When the restaurant opened, the Times's Eric Asimov referred to it as a "crowded, somewhat disheveled little French place that serves old-fashioned homey meals," and the same holds true today. Tables are situated practically on top of one another in the back, such that your neighbor often becomes your dining partner when the inevitable rush of plates and bread baskets, wine bottles and cutlery arrive in front of you. For New Yorkers, this can be something of a proximity nightmare; but it works here. The walls are peppered with framed photos, the mirrors scrawled with wine lists, and the tiled floors have transformative powers. You're not a block away from ceaseless road construction on Houston; you're tucked away in a Parisian hideaway, where having a fellow diner's elbow near your knife is not only expected but accepted.

The parade of French dishes furthers your travels, like the exceptional Soupe de Poisson Traditionnelle ($11), a steaming bowl of crimson soup flecked with tiny morsels of fish melting into the rich liquid. On the side, three small dishes containing shredded gruyere, toasted and oil-slicked croutons and rouille, a Provencal whipped olive oil spread flavored with garlic, saffron and chili peppers. There's probably a traditional way to use these accompaniments, but you'll be forgiven for sprinkling, dipping and slathering any way you please.

There's not a wrong order here, but I wholeheartedly endorse an order of the Escargots de Bourgogne ($13), which are every bit as tender as a morsel of prime steak and doused in enough garlic butter to require a table side defibrillator. Do not let the drippings go to waste once you've devoured the snails; that's what the complimentary bread basket is for. On the lighter side but equally delicious to start, the Salade d'Endives et Roquefort ($12), dressed lightly so the metallic tang of the blue cheese can shine through.
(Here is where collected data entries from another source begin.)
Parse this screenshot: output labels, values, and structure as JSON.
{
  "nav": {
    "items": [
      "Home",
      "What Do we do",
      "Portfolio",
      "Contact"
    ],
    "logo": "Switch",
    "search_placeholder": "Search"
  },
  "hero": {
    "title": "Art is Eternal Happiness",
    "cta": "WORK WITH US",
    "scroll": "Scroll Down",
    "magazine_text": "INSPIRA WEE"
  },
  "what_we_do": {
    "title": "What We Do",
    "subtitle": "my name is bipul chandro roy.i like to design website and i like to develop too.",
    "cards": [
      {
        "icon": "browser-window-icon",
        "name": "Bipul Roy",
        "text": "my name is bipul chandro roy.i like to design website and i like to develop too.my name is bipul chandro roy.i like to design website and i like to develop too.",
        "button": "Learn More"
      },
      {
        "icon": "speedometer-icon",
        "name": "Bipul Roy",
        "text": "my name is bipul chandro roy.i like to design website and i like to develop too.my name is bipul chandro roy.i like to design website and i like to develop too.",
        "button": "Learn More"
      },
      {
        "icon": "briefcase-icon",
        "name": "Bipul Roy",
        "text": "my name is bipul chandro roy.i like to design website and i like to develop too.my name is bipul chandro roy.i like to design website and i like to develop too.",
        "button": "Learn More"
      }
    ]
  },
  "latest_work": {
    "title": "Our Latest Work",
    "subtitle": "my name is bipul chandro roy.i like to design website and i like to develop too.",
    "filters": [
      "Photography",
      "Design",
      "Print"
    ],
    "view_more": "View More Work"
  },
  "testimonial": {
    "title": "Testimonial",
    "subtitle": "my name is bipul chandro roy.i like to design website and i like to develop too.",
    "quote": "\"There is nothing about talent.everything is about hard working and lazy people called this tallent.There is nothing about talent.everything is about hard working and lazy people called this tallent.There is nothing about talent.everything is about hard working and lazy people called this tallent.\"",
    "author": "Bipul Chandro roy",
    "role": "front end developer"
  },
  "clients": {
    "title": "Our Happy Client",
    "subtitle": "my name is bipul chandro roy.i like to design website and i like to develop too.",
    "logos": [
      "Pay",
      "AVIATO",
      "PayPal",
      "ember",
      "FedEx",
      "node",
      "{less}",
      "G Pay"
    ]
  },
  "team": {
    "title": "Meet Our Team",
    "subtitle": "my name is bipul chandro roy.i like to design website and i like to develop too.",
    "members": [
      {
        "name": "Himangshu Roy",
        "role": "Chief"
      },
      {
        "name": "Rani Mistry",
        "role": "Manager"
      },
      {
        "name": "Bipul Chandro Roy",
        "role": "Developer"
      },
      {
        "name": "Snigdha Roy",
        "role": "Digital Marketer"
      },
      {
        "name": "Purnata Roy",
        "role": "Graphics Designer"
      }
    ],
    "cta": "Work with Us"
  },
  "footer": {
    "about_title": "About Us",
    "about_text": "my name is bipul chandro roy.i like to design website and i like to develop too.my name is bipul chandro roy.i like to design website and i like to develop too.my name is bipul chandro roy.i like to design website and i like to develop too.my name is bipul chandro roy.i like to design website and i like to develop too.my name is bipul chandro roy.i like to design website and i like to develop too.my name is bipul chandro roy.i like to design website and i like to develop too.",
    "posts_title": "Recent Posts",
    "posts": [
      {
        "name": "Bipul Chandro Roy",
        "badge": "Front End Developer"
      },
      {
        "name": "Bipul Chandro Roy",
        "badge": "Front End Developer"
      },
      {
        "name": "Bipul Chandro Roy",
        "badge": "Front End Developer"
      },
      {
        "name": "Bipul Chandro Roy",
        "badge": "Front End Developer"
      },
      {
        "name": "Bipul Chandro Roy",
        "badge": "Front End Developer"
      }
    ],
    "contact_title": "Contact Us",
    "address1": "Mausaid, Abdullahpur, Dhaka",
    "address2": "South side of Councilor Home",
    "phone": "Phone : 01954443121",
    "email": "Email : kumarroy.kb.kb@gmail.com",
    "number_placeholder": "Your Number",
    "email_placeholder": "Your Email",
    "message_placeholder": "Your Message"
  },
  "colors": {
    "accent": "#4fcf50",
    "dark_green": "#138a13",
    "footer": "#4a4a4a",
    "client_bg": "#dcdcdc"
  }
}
Larger dishes require some championing as well. For the first 10 or so times I visited the restaurant I couldn't help but always order the Loup de Mer Chillien avec Julienne de Legumes ($28), which arrives as a flaky hunk of sea bass perched on expertly cooked vegetables afloat in a salty but delicate broth (there's another use for that bread). In later years, it's the Steak Frites Traditionnelle ($24) that gets my nod; it's not the fanciest cut, but when cooked properly as it is here, a shell steak can be everything you want in a simple piece of beef. And those fries? Crisp, well-seasoned and highly addictive. Beware wandering fingers from your fellow diners.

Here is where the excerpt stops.